P. tenuifolia flowers earlier than other peonies, and dies down early too. This is probably because it grows in steppes, with dry and hot summers. The seeds of this species germinate above the soil in full light, which is exceptional among peonies.

The caterpillars of the moth Pelatea klugiana feed on the leaves of several Paeonia species, including Paeonia tenuifolia. Several larvae live together in a nest of silk that binds together several lobes of a leaf, and move only within the nest.

==Cultivation==
This hardy species is an attractive plant for the garden which is easy to grow and hardy in temperate zones. Still, as an inhabitant of the steppes of southern Russia and Kazakhstan, it is adapted to growing in the full sun and experiencing cold winters, and dry, hot summers, and it is susceptible to moult development on its leaves during prolonged wet spells. It has been in cultivation in Germany since 1594, and was introduced to England in 1765 and America in 1806. There are several cultivars and hybrids known to be in cultivation:
- Paeonia tenuifolia 'Rosea' has pink flowers
- Paeonia tenuifolia Rosea Plena' with double pink flowers
- Paeonia ×smouthii, a presumed hybrid with P. lactiflora, which was commercially introduced in 1843, and sometimes listed as P. laciniata in nursery catalogues. It is taller than P. tenuifolia, and usually has more than one flower per stem with a sweet perfume, traits inherited from P. lactiflora. It is a diploid, and does not produce fertile seed. It was probably named in honor of M. Smout, a professional chemist at the Catholic University of Mechelen, who was an active breeder of plants.
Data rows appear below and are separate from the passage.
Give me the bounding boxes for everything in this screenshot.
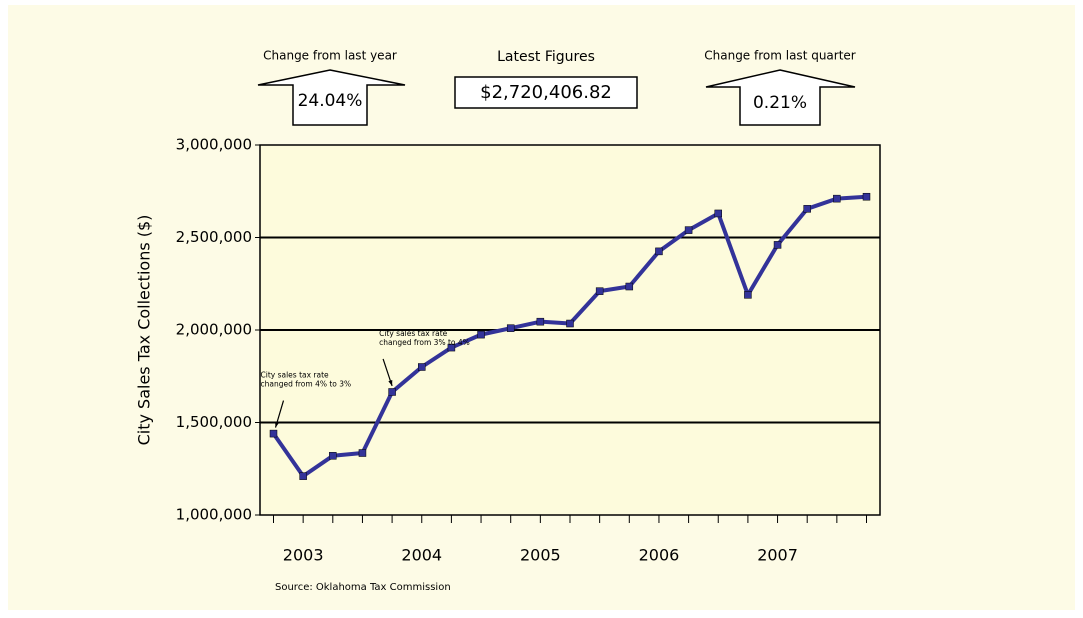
y-axis-label: City Sales Tax Collections ($)	[135, 215, 154, 446]
up-arrow	[705, 69, 856, 126]
header-label: Latest Figures	[497, 49, 595, 65]
header-value: $2,720,406.82	[480, 82, 612, 103]
point-marker	[566, 319, 574, 328]
point-marker	[447, 343, 456, 352]
point-marker	[269, 429, 278, 438]
y-tick-label: 1,000,000	[176, 506, 252, 524]
y-tick-label: 2,500,000	[176, 228, 252, 246]
point-marker	[595, 287, 604, 295]
point-marker	[536, 317, 545, 326]
annotation-text: City sales tax rate	[261, 371, 330, 380]
x-tick-label: 2007	[757, 546, 798, 565]
up-arrow	[257, 69, 406, 126]
point-marker	[299, 472, 307, 480]
y-tick-label: 2,000,000	[176, 321, 252, 339]
value-box	[454, 76, 638, 109]
header-label: Change from last quarter	[704, 49, 856, 63]
point-marker	[833, 194, 841, 203]
x-tick-label: 2006	[639, 546, 680, 565]
point-marker	[744, 291, 752, 299]
point-marker	[418, 363, 426, 371]
point-marker	[862, 192, 871, 201]
point-marker	[329, 452, 337, 460]
point-marker	[714, 209, 722, 218]
point-marker	[655, 247, 663, 256]
point-marker	[773, 241, 782, 249]
point-marker	[388, 388, 396, 396]
y-tick-label: 1,500,000	[176, 413, 252, 431]
point-marker	[803, 205, 811, 213]
annotation-arrowhead	[275, 421, 280, 428]
header-value: 24.04%	[298, 91, 363, 111]
annotation-arrowhead	[388, 379, 393, 386]
point-marker	[506, 324, 515, 332]
annotation-text: City sales tax rate	[379, 329, 448, 338]
y-tick-label: 3,000,000	[176, 136, 252, 154]
point-marker	[358, 449, 367, 457]
point-marker	[684, 226, 693, 234]
point-marker	[477, 330, 485, 339]
header-value: 0.21%	[753, 93, 807, 113]
annotation-text: changed from 4% to 3%	[261, 380, 352, 389]
annotation-text: changed from 3% to 4%	[379, 338, 470, 347]
x-tick-label: 2005	[520, 546, 561, 565]
x-tick-label: 2004	[401, 546, 442, 565]
x-tick-label: 2003	[283, 546, 324, 565]
header-label: Change from last year	[263, 49, 397, 63]
source: Source: Oklahoma Tax Commission	[275, 582, 451, 593]
point-marker	[625, 282, 634, 291]
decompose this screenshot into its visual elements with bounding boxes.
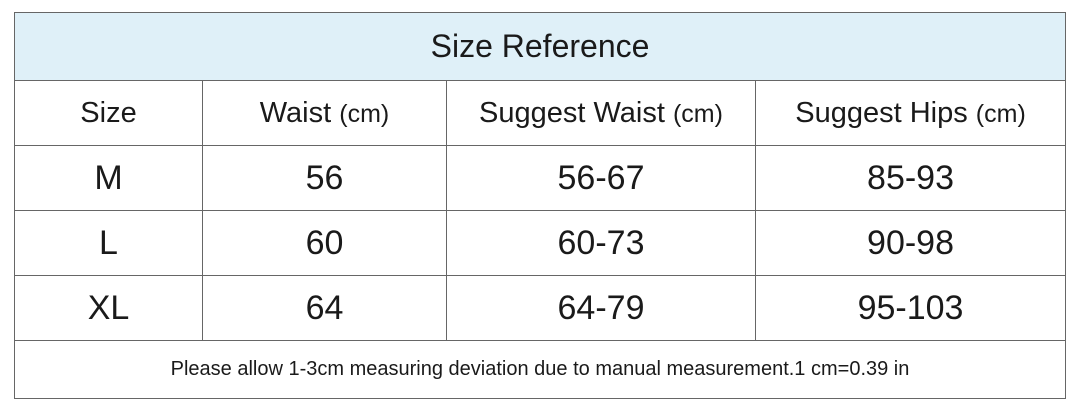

- Paeonia ×majko, a presumed hybrid with P. daurica, found in Georgia, is not deemed particularly appealing.
- P. tenuifolia var. plena, a variety with double flowers, is said to have been introduced to English gardens in 1765.
P. hybrida: in 1818 it was regarded as a garden hybrid between P. anomala and P. tenuifolia by Augustin Pyramus de Candolle in 1818, which according to him also occurred in the wild. However, Hong and Pan regard P. hybrida as synonymous with P. anomala.